I’m a terrible friend. Pippa had offered to stay up and help celebrate my birthday the moment it turned midnight, but I’d told her I was tired.

“No. I went to bed,” I lie. I’d gone out to the barn, hoping Cade would be there waiting for me like he had the years before. Both my seventeenth and eighteenth birthday we’d gone out to the clearing just the two of us. I’d blown out a stupid candle lighter and it’d felt like the best gift in the world. But we never told Pippa that. It was our secret. I liked having a secret with Cade, something that was just shared between him and me.

Cade wasn’t there last night.

I’d come up with a million excuses as to why he wasn’t there, but it still hurt. We’d never talked about going out for a ride for my birthday, but it seemed like a tradition after the years before. Like an unspoken rule. It seemed obvious that he’d be there waiting for me.

He wasn’t.

It broke my heart a little.

But my heart only stayed broken for a moment. When I woke up to him waiting at my bedroom door hours later, an apologetic look on his face for missing it, I had to forgive him.

He slept all night in my bed, the first time he’d ever been in mine instead of me being in his. We’ve never kissed, it’s always been very PG, but PG has never felt so right.

Now that we’re going on an overnight camping trip with our friends to celebrate my birthday, I think this is the time to change things.
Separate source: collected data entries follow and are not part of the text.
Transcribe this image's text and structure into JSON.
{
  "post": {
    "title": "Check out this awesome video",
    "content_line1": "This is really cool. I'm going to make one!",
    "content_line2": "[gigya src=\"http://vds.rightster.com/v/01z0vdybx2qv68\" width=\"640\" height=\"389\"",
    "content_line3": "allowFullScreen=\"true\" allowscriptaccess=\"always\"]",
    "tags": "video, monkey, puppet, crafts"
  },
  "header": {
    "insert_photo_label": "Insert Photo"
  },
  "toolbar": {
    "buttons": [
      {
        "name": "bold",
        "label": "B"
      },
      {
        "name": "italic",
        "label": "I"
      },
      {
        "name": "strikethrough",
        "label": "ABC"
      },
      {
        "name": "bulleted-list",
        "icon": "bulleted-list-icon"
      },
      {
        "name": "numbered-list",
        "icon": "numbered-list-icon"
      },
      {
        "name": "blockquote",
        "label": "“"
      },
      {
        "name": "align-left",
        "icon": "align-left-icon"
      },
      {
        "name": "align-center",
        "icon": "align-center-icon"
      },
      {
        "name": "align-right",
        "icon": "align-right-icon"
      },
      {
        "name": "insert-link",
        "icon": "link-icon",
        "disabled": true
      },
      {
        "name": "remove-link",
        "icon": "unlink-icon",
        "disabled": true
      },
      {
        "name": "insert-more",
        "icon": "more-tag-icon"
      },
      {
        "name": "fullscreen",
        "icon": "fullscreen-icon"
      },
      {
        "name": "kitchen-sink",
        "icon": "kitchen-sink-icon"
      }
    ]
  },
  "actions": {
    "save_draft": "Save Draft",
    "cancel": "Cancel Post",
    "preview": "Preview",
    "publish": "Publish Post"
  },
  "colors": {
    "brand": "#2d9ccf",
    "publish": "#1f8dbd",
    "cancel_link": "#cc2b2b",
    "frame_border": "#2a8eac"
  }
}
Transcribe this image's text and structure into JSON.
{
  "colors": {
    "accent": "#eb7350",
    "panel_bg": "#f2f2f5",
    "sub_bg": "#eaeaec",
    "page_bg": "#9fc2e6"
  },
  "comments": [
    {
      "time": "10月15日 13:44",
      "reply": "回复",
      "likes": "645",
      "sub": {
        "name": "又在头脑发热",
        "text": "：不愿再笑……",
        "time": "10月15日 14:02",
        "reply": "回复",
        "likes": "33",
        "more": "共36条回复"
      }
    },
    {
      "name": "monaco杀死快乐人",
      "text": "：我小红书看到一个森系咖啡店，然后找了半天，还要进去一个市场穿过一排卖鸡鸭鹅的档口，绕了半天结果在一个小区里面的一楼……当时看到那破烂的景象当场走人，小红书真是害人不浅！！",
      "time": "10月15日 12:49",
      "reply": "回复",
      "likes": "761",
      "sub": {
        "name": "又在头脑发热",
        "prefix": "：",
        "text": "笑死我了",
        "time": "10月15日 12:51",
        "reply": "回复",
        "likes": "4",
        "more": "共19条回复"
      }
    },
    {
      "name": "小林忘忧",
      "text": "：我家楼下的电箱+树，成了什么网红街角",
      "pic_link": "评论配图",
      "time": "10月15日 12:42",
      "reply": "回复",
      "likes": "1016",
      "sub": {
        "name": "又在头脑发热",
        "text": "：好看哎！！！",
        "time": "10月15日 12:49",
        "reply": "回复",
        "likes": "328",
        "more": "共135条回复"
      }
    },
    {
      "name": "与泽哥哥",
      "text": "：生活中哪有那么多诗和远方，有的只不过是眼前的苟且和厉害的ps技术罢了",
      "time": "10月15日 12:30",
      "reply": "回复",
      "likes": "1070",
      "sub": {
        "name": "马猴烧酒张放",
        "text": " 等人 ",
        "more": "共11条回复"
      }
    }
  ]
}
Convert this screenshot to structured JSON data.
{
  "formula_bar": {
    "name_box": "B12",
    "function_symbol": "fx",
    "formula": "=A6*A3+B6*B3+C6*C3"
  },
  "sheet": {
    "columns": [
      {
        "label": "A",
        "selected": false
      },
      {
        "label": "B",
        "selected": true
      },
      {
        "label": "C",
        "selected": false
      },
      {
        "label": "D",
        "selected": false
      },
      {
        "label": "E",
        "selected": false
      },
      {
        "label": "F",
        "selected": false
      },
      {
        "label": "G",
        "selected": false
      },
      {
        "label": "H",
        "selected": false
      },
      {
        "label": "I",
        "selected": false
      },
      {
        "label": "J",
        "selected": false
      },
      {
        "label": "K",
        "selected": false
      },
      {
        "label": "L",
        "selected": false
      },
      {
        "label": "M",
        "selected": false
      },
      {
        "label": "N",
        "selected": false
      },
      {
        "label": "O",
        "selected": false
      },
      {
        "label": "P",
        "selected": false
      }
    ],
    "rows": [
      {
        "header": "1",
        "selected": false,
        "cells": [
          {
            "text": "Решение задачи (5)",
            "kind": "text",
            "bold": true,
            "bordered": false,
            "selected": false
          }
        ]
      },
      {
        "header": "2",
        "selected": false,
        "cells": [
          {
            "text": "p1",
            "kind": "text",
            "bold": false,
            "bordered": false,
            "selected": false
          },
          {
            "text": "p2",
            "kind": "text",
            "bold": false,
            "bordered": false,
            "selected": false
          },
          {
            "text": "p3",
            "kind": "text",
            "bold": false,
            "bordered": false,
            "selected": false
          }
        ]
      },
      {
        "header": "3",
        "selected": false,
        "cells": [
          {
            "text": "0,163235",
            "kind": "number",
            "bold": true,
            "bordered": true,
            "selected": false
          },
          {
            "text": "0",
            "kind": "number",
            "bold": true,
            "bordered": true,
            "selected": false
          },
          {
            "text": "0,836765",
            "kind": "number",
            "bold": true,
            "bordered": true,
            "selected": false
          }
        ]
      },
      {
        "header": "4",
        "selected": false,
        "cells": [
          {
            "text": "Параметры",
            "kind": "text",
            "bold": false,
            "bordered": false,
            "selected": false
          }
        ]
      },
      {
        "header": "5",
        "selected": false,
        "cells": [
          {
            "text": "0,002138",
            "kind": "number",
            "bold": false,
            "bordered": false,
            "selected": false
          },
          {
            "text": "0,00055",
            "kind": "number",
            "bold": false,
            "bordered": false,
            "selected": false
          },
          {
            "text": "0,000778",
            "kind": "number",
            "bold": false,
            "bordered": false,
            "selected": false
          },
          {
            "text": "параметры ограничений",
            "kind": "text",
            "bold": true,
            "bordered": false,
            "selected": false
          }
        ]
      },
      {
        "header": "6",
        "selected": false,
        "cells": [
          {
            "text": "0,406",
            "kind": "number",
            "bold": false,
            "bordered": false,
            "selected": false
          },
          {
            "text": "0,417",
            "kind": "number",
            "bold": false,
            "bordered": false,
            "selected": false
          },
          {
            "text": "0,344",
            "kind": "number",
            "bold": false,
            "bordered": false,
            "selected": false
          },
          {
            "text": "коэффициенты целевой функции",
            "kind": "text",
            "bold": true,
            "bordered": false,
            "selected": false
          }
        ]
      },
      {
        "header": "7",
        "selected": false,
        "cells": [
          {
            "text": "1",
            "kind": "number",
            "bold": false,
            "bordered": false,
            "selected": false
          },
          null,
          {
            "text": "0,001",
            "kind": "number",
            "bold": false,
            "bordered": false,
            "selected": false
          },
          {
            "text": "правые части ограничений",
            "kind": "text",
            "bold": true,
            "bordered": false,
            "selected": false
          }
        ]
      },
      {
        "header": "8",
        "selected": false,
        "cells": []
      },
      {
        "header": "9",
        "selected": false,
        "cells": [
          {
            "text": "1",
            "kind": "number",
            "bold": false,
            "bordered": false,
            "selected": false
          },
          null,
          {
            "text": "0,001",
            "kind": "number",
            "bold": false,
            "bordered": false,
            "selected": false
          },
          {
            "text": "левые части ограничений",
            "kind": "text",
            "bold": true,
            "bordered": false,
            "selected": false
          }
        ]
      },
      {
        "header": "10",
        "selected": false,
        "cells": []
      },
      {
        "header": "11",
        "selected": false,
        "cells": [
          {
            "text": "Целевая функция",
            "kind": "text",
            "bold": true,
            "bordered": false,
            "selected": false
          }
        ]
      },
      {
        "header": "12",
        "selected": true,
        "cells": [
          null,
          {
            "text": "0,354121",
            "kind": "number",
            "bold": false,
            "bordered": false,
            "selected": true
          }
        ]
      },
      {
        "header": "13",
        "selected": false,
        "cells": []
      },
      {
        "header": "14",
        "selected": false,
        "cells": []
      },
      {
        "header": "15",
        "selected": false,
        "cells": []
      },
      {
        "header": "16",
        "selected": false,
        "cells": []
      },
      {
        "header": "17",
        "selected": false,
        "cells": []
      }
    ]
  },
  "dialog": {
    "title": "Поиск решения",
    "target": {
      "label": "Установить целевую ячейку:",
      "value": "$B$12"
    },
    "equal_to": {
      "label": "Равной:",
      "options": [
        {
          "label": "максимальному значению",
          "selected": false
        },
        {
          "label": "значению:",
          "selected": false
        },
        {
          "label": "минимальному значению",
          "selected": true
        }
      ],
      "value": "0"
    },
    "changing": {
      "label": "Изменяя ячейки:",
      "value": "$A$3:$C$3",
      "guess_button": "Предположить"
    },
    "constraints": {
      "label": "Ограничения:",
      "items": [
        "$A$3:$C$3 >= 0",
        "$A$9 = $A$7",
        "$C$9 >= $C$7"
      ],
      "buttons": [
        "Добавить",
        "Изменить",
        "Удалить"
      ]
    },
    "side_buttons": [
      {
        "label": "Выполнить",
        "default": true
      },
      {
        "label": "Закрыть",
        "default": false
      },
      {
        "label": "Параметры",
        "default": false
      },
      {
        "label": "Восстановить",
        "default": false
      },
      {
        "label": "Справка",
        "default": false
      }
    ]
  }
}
I might be brave enough to confront Cade about what’s happening between us. I can’t guess any longer.

“Do you think you need a nap before leaving?” Pippa looks at the clock on the stove. We’ve still got about two hours before we need to head out.

I nod, a nap sounding amazing. Once Cade had slid underneath my covers, I hadn’t slept very well. I didn’t want to sleep and waste committing him in my bed to memory. I wanted to be awake in his arms, to feel his breaths against my back.

I’m paying for it today. A nap would help me rest and get ready for my birthday celebration.

Because my birthday wish is the same as it’s been since my sixteenth birthday. I want him. But this year, I’m going to take matters into my own hands.

Tonight will be the night I kiss Cade Jennings.